Ikhwanweb, says Soumia Bhadran, was a rhetorical tool through which the Muslim Brotherhood addressed Western audiences. The message has changed, but the desire to address Western audiences in English remains important.

Ikhwanweb, says Soumia Bardhan, was a rhetorical tool through which the Muslim Brotherhood addressed Western audiences. The message has changed, but the desire to address Western audiences in English remains important.

What was the point of Ikhwanweb, the Muslim Brotherhood’s official English-language web site?

The Muslim Brotherhood operates pretty much entirely in Arabic. The Brotherhood already had an Arabic web site. So why offer a web site in English?

Obviously, Ikhwanweb is designed to address different audiences than the MBs main web site. Who was this audience and what did the MB want to say to it through Ikhwanweb?

Those are the questions addressed by an article in the latest issue of the Digest of Middle East Studies (DOMES).

“Egypt, Islamists, and the Internet: The Case of the Muslim Brotherhood and Its Rhetoric of Dialectics in Ikhwanweb” by Soumia Bardhan analyzes the rhetoric of the Muslim Brotherhood on Ikhwanweb between 2005 and 2010.

Based on her analysis, Bardhan argues that Ikhwanweb sought to address Western societies–and especially the US:

During Mubarak’s rule, Ikhwanweb was used as a communicative medium to demonstrate to the West the Egyptian MB’s need to be valued — respected regardless of ideological differences, understood rather than essentialized, stereotyped, and prejudged, and supported as a pragmatic, political entity within Egypt

I am reminded here of the social theory concept of interpellation.

Interpellation is at once a linguistic concept–to interpellate is to address someone in order to interrupt and question, particularly with regard to status or role, and a philosophical concept–it is how ideological discourses address someone to constitute them as a subject.

As Bardhan would have it, Ikhwanweb addresses us in English in order to interrupt our conventional ways of thinking about “Islamists” by utilizing specific rhetorical strategies that position it as reasonable, tolerant and struggling for democratic rights against authoritarianism.

It sought to do this in two ways:

  1. First, Ikhwanweb sought to undermine and problematic edits the Widespread Western view that Islam is a monolithic ideology that is radical, undemocratic, and inflexible.
  2. Second, it sought to undermine Western support for the Mubarak regime by undermining its claims that without authoritarianism, irrational anti-Western Islamists would seize power.

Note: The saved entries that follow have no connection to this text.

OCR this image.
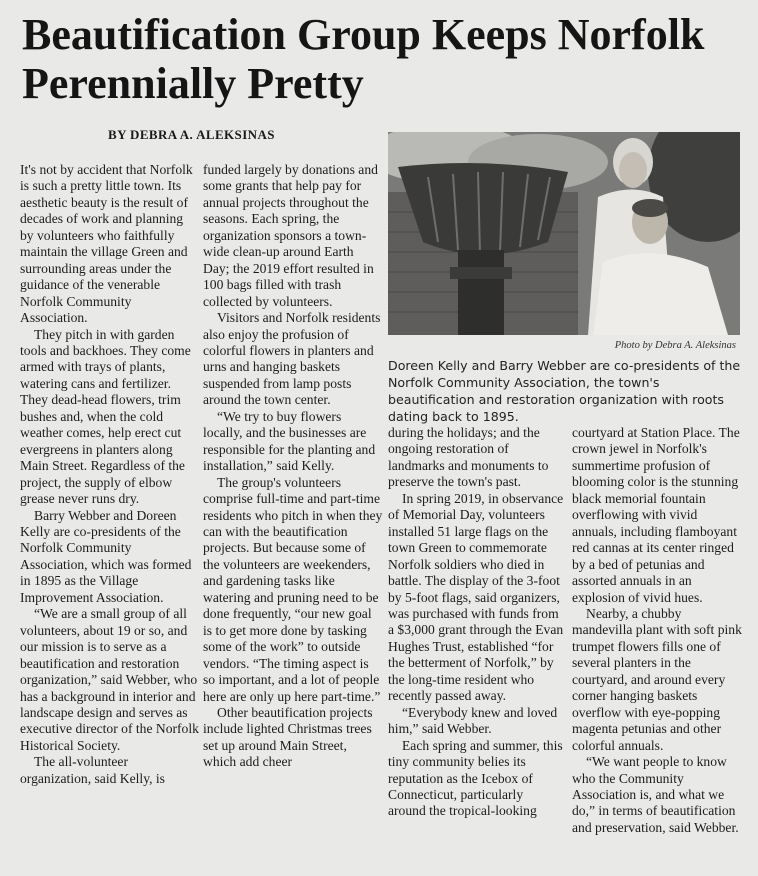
Beautification Group Keeps Norfolk Perennially Pretty
BY DEBRA A. ALEKSINAS

It's not by accident that Norfolk is such a pretty little town. Its aesthetic beauty is the result of decades of work and planning by volunteers who faithfully maintain the village Green and surrounding areas under the guidance of the venerable Norfolk Community Association.

They pitch in with garden tools and backhoes. They come armed with trays of plants, watering cans and fertilizer. They dead-head flowers, trim bushes and, when the cold weather comes, help erect cut evergreens in planters along Main Street. Regardless of the project, the supply of elbow grease never runs dry.

Barry Webber and Doreen Kelly are co-presidents of the Norfolk Community Association, which was formed in 1895 as the Village Improvement Association.

“We are a small group of all volunteers, about 19 or so, and our mission is to serve as a beautification and restoration organization,” said Webber, who has a background in interior and landscape design and serves as executive director of the Norfolk Historical Society.

The all-volunteer organization, said Kelly, is

funded largely by donations and some grants that help pay for annual projects throughout the seasons. Each spring, the organization sponsors a town-wide clean-up around Earth Day; the 2019 effort resulted in 100 bags filled with trash collected by volunteers.

Visitors and Norfolk residents also enjoy the profusion of colorful flowers in planters and urns and hanging baskets suspended from lamp posts around the town center.

“We try to buy flowers locally, and the businesses are responsible for the planting and installation,” said Kelly.

The group's volunteers comprise full-time and part-time residents who pitch in when they can with the beautification projects. But because some of the volunteers are weekenders, and gardening tasks like watering and pruning need to be done frequently, “our new goal is to get more done by tasking some of the work” to outside vendors. “The timing aspect is so important, and a lot of people here are only up here part-time.”

Other beautification projects include lighted Christmas trees set up around Main Street, which add cheer

Photo by Debra A. Aleksinas
Doreen Kelly and Barry Webber are co-presidents of the Norfolk Community Association, the town's beautification and restoration organization with roots dating back to 1895.

during the holidays; and the ongoing restoration of landmarks and monuments to preserve the town's past.

In spring 2019, in observance of Memorial Day, volunteers installed 51 large flags on the town Green to commemorate Norfolk soldiers who died in battle. The display of the 3-foot by 5-foot flags, said organizers, was purchased with funds from a $3,000 grant through the Evan Hughes Trust, established “for the betterment of Norfolk,” by the long-time resident who recently passed away.

“Everybody knew and loved him,” said Webber.

Each spring and summer, this tiny community belies its reputation as the Icebox of Connecticut, particularly around the tropical-looking

courtyard at Station Place. The crown jewel in Norfolk's summertime profusion of blooming color is the stunning black memorial fountain overflowing with vivid annuals, including flamboyant red cannas at its center ringed by a bed of petunias and assorted annuals in an explosion of vivid hues.

Nearby, a chubby mandevilla plant with soft pink trumpet flowers fills one of several planters in the courtyard, and around every corner hanging baskets overflow with eye-popping magenta petunias and other colorful annuals.

“We want people to know who the Community Association is, and what we do,” in terms of beautification and preservation, said Webber.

Bardhan’s analysis is an analysis of the rhetoric of Ikhwanweb during the last year’s of the Mubarak regime. Today, Ikhwanweb continues to interpellate Western readers through short, laconic postings of news briefs representing a world of ongoing struggle between Muslims and the authoritarian forces that continue to oppress them.

Reference

Bardhan, Soumia. 2014. Egypt, Islamists, and the Internet: The Case of the Muslim Brotherhood and Its Rhetoric of Dialectics in Ikhwanweb. Digest of Middle East Studies, 23: 235–261.